The CRISPR-Cas9 components can be injected directly into a fertilized mouse egg, similar to the pronuclear injection method. Instead of random insertion, the system travels to the predetermined site in the genome and makes a precise cut. The cell’s natural repair mechanisms then take over, and scientists can guide these processes to either delete an existing gene or insert a new transgene at the cut site.
This technique simplifies the process and improves targeting precision over older methods. It bypasses the labor-intensive steps of the embryonic stem cell method while avoiding the random integration of pronuclear injection. The efficiency of CRISPR-Cas9 allows for complex genetic alterations, such as multiple gene edits at once, accelerating genetic research.

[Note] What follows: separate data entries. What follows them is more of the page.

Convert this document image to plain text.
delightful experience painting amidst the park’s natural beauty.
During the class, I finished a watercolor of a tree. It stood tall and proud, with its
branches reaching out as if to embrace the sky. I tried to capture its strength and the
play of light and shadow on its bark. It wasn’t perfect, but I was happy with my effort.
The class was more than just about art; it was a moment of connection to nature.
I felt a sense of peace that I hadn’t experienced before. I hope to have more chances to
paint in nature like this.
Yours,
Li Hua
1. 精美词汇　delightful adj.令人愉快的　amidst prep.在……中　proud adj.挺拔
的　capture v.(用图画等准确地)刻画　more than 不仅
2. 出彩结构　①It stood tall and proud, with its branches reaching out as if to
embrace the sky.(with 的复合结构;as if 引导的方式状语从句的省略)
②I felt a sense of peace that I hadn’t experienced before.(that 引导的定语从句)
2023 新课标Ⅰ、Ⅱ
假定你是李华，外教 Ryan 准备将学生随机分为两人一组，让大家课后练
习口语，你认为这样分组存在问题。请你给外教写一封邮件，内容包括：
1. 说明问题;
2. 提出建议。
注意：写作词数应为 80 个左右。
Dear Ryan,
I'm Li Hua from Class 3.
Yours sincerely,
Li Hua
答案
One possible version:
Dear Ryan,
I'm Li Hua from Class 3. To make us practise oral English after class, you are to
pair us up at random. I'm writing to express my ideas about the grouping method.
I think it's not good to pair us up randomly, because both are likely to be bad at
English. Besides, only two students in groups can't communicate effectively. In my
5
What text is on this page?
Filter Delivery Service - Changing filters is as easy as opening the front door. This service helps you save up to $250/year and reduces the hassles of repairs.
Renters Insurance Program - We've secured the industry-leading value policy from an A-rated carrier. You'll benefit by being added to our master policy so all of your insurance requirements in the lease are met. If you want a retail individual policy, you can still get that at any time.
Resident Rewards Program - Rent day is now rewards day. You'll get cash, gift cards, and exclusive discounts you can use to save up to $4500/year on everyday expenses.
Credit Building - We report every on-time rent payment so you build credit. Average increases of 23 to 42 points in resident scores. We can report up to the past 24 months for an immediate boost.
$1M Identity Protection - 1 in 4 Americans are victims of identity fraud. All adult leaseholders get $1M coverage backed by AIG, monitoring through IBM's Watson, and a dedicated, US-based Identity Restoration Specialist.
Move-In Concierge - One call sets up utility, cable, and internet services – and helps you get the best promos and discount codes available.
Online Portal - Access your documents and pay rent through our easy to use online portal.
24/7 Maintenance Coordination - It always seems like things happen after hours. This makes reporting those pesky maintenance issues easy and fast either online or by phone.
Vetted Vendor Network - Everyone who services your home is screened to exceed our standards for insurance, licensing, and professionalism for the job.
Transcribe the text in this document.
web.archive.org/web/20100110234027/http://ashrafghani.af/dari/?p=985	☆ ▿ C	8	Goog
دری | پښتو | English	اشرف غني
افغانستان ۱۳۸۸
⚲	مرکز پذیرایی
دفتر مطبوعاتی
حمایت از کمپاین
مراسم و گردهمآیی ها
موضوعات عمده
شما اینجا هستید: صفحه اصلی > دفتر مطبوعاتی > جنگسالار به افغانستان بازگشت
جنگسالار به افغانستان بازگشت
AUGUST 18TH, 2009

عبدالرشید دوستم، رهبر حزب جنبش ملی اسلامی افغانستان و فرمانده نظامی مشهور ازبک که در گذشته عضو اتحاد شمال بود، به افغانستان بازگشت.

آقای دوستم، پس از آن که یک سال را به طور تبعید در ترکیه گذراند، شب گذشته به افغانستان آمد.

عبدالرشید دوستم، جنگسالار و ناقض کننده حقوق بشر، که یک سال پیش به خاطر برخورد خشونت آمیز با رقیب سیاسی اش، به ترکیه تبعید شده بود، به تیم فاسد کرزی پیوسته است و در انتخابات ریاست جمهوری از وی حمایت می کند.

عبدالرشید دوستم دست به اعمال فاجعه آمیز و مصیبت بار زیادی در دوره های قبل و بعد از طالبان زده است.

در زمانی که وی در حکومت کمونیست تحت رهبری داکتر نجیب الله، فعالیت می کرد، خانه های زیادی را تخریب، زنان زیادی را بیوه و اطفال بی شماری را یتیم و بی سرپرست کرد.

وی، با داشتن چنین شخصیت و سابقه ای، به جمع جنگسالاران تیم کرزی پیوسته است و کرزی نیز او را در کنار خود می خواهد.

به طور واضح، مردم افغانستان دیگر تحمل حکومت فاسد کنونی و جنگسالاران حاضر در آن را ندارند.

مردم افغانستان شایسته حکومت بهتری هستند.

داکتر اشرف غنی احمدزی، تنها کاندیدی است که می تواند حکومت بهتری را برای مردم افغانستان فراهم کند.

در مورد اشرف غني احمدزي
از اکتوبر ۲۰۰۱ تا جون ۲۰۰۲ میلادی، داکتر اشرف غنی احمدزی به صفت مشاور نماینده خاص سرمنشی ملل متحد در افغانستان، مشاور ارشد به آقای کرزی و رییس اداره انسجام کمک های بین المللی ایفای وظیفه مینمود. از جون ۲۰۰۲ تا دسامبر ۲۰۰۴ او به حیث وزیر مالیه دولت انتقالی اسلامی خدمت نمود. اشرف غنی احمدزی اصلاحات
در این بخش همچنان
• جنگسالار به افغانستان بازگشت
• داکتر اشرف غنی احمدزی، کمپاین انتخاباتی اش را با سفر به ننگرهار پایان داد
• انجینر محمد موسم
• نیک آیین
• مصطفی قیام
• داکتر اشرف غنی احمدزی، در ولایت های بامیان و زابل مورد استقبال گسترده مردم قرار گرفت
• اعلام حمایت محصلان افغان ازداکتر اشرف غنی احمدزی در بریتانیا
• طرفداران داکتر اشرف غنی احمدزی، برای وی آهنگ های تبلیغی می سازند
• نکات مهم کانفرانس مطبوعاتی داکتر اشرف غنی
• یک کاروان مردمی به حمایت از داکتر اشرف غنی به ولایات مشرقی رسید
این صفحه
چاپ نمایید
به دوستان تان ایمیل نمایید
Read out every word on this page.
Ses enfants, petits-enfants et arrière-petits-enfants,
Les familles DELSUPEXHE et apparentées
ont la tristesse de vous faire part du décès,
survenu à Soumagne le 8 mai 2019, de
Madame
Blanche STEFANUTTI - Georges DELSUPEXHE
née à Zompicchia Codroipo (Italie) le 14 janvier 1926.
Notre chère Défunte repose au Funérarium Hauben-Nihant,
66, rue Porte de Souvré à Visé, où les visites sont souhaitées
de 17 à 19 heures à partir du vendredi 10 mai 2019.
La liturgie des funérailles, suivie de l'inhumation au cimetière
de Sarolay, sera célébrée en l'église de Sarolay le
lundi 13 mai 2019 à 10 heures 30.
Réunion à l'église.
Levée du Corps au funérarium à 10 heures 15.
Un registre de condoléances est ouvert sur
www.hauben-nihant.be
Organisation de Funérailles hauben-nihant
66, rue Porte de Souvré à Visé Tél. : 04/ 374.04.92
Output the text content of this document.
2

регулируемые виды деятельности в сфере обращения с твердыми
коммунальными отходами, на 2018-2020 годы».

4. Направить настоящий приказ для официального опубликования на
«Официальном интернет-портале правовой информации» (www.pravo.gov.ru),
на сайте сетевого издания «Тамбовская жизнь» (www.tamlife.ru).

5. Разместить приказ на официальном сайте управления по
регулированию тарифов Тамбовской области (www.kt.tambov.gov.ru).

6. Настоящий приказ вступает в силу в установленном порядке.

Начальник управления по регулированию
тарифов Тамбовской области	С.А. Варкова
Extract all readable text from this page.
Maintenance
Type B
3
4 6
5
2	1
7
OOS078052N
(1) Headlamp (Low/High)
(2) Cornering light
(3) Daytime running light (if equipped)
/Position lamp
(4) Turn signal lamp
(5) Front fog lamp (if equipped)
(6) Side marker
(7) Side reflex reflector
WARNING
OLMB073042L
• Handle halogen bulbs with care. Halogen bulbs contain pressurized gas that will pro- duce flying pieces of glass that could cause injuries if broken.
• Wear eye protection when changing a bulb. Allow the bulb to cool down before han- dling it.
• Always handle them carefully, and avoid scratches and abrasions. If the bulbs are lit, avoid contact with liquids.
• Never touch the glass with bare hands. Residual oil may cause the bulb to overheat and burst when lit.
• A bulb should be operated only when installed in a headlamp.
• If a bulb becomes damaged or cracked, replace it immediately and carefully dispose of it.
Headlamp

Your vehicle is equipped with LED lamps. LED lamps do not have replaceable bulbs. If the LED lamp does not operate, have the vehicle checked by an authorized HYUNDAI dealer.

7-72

Applications in Scientific Research
The primary use of transgenic mice is to serve as models for human diseases. By introducing a gene associated with a condition like Alzheimer’s, cancer, or diabetes, scientists can recreate aspects of the disease in mice. These models allow researchers to observe disease progression and test the effectiveness and safety of potential new drugs before human trials.
Transgenic mice are also valuable for fundamental biological research to understand a single gene’s function. Using “knockout” mice, scientists can observe what happens in a gene’s absence, which helps reveal its role in processes like development or behavior. Conversely, creating mice that overexpress a gene can show the effects of having too much of a specific protein.
These genetically engineered mice have a role in pharmacology and toxicology. Before a new drug is approved, it must undergo safety testing. Transgenic mice can be designed with specific human metabolic enzymes or receptors, making them better predictors of how a drug might affect a person. This allows for screening new compounds for potential toxicity, contributing to safer medications.